“Throughout all time, people have experienced terrifying dreams, dreams not only touched off by some external crisis of a personal nature or originating in the inner tensions of singularly sensitive persons, but brought about by situations that threaten people collectively.” - Charlotte Beradt, The Third Reich of Dreams

Ten days into the Bay Area’s shelter-in-place order, I had a pretty vague dream, typically vague, in that I couldn’t really remember any of the details. Except I realized that the characters in my dream had been social distancing: meeting but not shaking hands, standing far apart from each other. Wow, I thought. That was quick. It hadn’t taken long at all for the changes in day-to-day life to fall into the churn of the unconscious.

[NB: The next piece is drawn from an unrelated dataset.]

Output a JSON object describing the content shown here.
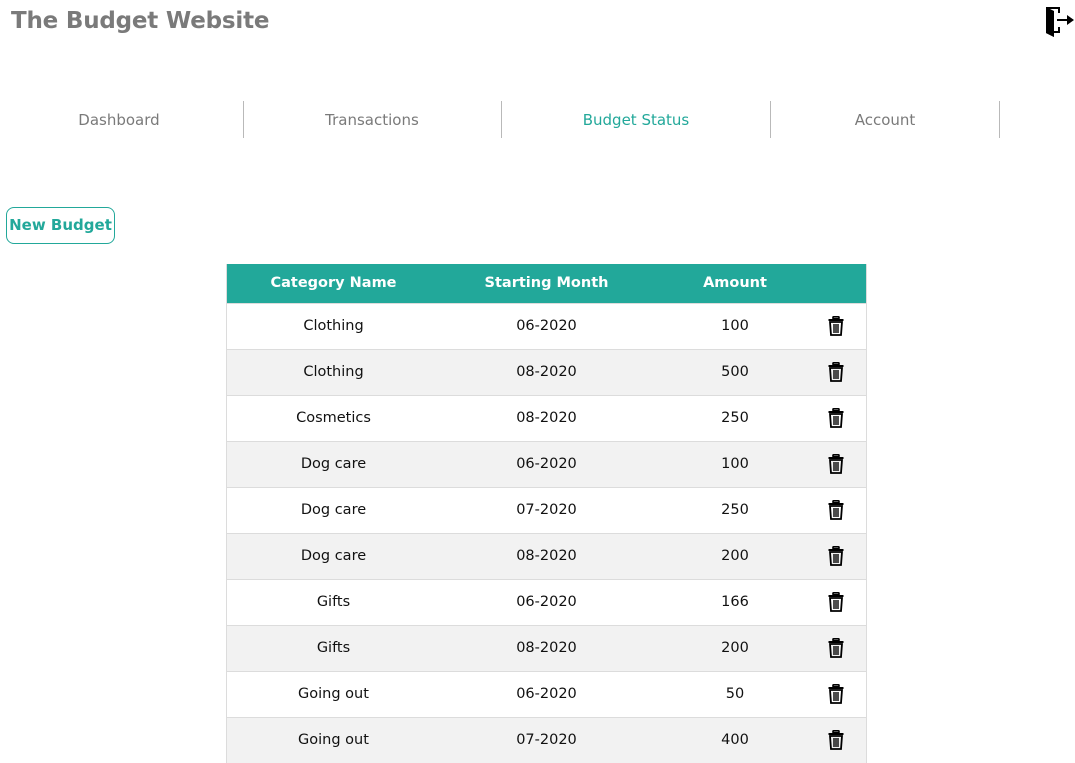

Charlotte Beradt in The Third Reich of Dreams tracked the effect that authoritarianism and terror in Nazi Germany had on the nation’s dreamers. She found that the dreams of those under oppression were notably changed. Some of them even had the same kinds of dreams as each other, what could be called new archetypal dreams. A shared sort of processing of a collective trauma.

I would hazard to say that most of us in the U.S. (though not all of us) are not navigating the same level of trauma under covid-19 as those living under the Third Reich. We are fortunate in this way.

Still, these are highly unusual times. I was curious to know how the anxieties of the moment would translate to our dreams.